Ms. Cowdery knows how to craft rhythm and melody in a country MOR vein more listenably than most, and, considering she was working with Don Dixon, she managed to grab hold of a better backing band than might be expected (esp. Michael Lipton, a dyed-in-the-wool laidback picker with tons of coloration and an extremely confident hand), but there are a number of problems. First, Don Dixon. I have all his LPs and ain't impressed. Second, Cowdery's voice isn't so much a singer's pipes as, say, a mother singing for her children. Then there's a bit of lacking luster in songs almost there, but it's important to know that all these were recorded live in the studio over the course of only two days, which shifts the way the disc is listened to, adding respect.
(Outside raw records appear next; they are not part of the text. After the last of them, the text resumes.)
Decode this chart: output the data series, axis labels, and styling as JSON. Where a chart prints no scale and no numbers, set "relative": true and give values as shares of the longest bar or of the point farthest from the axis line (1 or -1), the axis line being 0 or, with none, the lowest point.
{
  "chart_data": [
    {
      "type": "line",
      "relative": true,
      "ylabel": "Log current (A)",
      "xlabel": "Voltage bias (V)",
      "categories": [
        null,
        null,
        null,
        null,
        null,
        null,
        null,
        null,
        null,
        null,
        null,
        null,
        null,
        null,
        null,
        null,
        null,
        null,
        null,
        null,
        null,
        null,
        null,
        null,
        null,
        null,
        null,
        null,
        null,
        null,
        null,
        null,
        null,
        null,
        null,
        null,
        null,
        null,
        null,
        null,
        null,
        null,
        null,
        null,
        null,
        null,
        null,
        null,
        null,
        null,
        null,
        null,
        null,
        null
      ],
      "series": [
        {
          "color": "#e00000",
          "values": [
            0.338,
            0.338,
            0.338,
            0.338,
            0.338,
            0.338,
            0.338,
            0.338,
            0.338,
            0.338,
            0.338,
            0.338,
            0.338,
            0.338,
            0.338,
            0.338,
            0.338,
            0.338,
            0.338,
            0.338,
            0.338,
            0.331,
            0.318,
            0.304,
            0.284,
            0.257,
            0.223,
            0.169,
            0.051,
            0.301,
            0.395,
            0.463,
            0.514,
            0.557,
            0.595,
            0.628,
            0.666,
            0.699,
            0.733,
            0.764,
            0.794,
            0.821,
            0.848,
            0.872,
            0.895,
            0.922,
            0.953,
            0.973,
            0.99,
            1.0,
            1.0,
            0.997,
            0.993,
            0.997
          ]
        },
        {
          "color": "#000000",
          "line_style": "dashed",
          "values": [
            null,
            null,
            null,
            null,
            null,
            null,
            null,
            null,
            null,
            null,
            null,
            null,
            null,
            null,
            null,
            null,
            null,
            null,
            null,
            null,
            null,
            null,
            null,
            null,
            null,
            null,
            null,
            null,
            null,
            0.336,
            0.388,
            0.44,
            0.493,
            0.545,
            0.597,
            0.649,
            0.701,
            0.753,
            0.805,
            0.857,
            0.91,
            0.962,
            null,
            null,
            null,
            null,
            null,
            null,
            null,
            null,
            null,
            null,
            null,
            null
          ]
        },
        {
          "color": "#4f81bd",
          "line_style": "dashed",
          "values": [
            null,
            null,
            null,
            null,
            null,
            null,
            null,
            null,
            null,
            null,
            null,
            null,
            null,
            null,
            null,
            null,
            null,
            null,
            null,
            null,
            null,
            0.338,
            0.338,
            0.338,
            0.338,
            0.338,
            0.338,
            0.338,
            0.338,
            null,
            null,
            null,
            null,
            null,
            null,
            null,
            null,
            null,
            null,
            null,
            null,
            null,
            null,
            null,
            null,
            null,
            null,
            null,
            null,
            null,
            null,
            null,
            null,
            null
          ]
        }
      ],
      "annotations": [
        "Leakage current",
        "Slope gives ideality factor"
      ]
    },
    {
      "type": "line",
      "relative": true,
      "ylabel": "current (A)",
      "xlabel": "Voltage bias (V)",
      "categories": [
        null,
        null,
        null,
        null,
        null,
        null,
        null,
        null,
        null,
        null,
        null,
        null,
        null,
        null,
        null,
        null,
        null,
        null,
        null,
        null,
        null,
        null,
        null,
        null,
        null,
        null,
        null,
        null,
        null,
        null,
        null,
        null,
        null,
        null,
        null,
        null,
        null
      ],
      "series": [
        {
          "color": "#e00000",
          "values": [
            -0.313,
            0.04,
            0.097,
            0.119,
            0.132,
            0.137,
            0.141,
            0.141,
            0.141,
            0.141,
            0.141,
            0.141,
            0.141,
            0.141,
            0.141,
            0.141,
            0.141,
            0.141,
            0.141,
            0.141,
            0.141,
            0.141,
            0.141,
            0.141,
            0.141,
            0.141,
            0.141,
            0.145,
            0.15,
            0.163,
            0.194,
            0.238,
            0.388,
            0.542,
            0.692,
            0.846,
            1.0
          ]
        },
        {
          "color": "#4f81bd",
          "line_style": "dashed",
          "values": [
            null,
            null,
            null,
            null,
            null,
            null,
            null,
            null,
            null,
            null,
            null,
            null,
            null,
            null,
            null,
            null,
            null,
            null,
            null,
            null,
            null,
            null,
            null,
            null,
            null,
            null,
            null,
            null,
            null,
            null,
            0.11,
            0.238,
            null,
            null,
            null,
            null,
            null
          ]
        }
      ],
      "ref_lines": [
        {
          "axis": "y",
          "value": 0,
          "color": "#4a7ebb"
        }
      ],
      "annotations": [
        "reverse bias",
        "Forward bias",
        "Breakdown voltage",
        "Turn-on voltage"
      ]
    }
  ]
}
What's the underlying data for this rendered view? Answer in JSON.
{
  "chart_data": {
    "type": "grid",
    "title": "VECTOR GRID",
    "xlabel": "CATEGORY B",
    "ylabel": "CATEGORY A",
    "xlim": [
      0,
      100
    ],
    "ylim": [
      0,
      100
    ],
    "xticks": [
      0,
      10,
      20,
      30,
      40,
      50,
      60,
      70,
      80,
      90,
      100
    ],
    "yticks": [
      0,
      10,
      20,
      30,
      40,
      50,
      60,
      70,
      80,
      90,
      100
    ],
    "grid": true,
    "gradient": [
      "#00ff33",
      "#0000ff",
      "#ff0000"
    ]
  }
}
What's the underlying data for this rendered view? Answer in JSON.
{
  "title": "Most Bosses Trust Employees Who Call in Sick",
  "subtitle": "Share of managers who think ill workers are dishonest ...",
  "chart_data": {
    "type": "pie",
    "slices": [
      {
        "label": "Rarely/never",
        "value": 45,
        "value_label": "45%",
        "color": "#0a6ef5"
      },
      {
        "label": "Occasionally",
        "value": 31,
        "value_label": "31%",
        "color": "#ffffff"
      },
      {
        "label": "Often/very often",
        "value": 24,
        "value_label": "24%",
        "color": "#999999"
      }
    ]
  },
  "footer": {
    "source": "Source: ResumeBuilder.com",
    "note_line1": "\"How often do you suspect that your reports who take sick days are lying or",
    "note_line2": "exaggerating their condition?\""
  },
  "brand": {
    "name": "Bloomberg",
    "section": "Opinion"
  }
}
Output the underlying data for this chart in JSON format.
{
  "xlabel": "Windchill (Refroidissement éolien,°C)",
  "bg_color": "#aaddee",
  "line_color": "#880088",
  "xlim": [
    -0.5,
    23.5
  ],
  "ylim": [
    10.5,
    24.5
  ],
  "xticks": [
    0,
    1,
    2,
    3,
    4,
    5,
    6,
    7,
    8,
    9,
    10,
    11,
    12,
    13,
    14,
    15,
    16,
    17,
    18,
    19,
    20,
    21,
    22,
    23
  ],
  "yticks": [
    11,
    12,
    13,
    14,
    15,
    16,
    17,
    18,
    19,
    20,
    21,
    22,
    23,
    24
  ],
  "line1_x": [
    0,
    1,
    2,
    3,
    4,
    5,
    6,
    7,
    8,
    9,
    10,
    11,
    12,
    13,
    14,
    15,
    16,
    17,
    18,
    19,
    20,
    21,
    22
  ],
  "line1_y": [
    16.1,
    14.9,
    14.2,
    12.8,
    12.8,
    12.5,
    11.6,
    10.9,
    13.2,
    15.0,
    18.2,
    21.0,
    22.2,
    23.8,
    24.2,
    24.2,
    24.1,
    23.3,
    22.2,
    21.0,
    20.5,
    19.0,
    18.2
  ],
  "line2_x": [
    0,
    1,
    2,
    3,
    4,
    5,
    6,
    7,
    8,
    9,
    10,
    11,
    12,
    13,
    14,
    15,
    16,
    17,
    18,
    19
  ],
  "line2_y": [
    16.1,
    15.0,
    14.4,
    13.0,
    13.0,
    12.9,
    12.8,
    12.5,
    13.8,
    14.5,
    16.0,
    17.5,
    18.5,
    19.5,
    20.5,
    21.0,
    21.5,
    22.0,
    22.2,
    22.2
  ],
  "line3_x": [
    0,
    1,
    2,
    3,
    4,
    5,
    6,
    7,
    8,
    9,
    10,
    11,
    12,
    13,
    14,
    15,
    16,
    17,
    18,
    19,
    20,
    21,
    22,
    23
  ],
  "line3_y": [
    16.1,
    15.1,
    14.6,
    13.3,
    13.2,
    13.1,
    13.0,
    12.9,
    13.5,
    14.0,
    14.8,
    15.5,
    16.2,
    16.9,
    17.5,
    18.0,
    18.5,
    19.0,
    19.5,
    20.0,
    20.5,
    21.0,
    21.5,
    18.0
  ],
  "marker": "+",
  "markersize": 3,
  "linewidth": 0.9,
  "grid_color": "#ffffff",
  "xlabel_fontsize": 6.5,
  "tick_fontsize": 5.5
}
Cowdery's real strength seems to be her simple but insightful lyrics, breadbasket sentiments sometimes hiding a world of down-home wisdom, but always well-couched in the full rural patois. Ornery, too (catch State of Mine), and I like that. Saving for Love shows how quickly she can find the depths in simple interactions:
Driving down the freeway in the fast lane track
I don't believe in war
I Believe is a very cool tune as well. I'm not nuts about the Christian sentiment but the track has a lazy beauty and the anthemics are exactly right for AM radio. I can see it going over well on the country circuit, a perfect marriage of mellow rock and C&W. There's also enough folk to keep that genre happy, as in Now and Then, but mainly RJ likes being a take-no-guff daughter of the sod. If you're minded that way, you could do worse than One More Door, an' ya might even wanna catch her live. If'n you do, tell her I said she needs to not only stake Lipton to a pole in the back yard so he can't wander off, but also to tell Dixon to bring that gee-tar a bit more to the front in the mix…and then turn it over to someone else.